On the same day that Republicans officially took control of the U.S. Senate, New York’s Democratic governor Andrew Cuomo announced a proposal to make SUNY and CUNY institutions tuition-free for students with family incomes below $125,000.2  This proposal, which Cuomo introduced alongside Vermont senator Bernie Sanders, would make public colleges tuition-free as a last-dollar scholarship. This appears to be similar to the Tennessee Promise, in which additional state funds are applied only after federal, state, and private grants are used.

While President Obama’s free community college proposal would have been a first-dollar scholarship (supplementing instead of supplanting other aid), Cuomo’s plan would keep the price tag down to about $163 million per year—an important consideration given the state’s other pressing priorities. Because New York is a low-tuition, high-aid state, the neediest students already have their tuition covered by grants and would thus receive no additional funds.

Therefore, the benefits of the program would go to two groups of students. The first group is fairly obvious: middle-income and upper-middle-income families. In New York, $125,000 falls at roughly the 80th percentile of family income—an income level where families may not be able to pay tuition without borrowing, but college enrollment rates are quite high. The second group consists of lower-income students who are induced to enroll by the clear message of free tuition, even though they would have received free tuition without the program. Tennessee’s enrollment boost suggests this group is far from trivial in size.

Students attending New York public colleges currently have fairly modest debt burdens. College Scorecard data show that the median student attending public 2-year colleges graduates with about $10,000 in debt, while students at 4-year colleges graduate with about $20,000 in debt. Will the New York program (if adopted) make a sizable dent on students’ debt burdens? My expectation is that the reduction in debt will not be as much as expected. This is because tuition and fees are less than half of the total cost of attendance at four-year colleges and an even smaller fraction at community colleges. Students will still need to borrow for books and living expenses, which are not covered in Cuomo’s proposal.

This gets back to a seemingly-eternal question in the education policy realm. Given limited resources, is it better to give more money to the neediest students to help them cover living expenses or is it better to give some money to middle-income families in a state with high tax burdens?3 Most politicians seem to prefer the latter, as the message of “free” college and giving money to more students seems to be a political winner. But the former could appeal to politicians who strongly prioritize equity.
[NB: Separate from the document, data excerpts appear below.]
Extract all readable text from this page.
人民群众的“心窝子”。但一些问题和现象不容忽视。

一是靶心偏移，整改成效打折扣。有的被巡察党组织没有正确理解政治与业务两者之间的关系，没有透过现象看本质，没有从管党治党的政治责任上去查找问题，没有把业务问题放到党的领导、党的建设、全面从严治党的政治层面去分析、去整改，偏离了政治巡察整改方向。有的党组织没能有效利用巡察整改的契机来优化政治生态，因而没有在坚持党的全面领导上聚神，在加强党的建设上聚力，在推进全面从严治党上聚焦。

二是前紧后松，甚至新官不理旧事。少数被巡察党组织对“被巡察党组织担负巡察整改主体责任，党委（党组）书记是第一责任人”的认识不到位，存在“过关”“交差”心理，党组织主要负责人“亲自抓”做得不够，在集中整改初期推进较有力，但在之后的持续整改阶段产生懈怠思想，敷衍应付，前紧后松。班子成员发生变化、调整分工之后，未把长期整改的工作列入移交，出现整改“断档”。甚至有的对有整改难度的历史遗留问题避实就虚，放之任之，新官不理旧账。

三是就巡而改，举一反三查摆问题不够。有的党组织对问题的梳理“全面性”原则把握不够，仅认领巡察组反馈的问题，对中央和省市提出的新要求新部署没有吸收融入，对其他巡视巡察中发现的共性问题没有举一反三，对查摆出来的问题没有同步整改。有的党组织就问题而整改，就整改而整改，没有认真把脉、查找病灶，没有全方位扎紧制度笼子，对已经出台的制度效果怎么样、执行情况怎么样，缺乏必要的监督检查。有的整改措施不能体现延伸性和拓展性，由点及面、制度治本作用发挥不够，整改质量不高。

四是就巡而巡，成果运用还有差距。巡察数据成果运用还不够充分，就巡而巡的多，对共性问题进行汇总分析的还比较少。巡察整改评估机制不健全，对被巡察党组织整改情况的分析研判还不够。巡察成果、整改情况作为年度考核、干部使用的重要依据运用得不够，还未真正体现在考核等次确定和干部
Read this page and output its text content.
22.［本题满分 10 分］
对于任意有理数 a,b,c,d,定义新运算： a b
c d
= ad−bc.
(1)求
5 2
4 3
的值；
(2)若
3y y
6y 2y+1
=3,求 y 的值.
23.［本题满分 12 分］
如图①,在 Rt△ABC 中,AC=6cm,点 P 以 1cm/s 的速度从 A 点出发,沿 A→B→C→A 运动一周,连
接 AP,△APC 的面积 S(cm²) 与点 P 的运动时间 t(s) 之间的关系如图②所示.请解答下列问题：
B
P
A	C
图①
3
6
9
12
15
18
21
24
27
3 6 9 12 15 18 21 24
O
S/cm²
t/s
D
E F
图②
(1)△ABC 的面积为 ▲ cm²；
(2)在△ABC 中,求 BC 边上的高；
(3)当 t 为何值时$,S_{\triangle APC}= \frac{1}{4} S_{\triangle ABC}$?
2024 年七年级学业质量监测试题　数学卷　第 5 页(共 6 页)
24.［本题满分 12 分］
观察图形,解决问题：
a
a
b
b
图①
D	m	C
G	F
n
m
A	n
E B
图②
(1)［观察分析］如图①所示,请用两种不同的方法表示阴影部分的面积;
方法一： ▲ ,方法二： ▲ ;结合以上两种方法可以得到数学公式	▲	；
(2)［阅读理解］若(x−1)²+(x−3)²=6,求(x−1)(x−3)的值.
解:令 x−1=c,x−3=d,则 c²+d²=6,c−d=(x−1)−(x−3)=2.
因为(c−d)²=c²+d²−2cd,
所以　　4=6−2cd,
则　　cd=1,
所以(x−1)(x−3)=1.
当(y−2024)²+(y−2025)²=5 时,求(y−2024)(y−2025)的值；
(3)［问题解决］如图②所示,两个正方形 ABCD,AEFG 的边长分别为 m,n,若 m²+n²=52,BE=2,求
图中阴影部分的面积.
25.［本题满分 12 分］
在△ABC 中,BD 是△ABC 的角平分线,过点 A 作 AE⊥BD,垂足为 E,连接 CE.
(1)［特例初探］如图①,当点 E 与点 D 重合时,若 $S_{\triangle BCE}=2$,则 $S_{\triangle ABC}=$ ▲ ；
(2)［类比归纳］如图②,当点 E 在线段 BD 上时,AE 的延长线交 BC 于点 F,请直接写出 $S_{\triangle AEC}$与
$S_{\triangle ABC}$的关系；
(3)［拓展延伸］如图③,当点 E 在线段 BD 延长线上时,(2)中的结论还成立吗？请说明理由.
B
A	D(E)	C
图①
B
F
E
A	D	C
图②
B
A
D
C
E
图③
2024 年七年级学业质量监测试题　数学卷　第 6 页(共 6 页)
But from a researcher’s perspective, which one is better for students as a whole is less clear. (It could even be the case that giving the money to colleges to improve the educational experience while charging higher tuition could be better for students in the long run.) One great thing about America is that there are 50 laboratories of democracy. I hope that states take different pathways in student financial aid and funding colleges to see what works best.



1 It is too early to truly tell whether the program increased educational attainment levels or labor market outcomes, or whether the program has been cost-effective given additional state funding for higher education.

2 I have to gripe about the language in the press release regarding “crushing” student loan debt, particularly given how students can use income-driven repayment plans to reduce the risk of federal loans. But I’m spitting into the wind on this one, given how journalists and politicians routinely use this language that could scare students away from attending college.

3 Some may disagree with the idea that resources are limited, but former White House staffer Zakiya Smith summed it up nicely by stating that there are plenty of other good uses for available funds in any budget.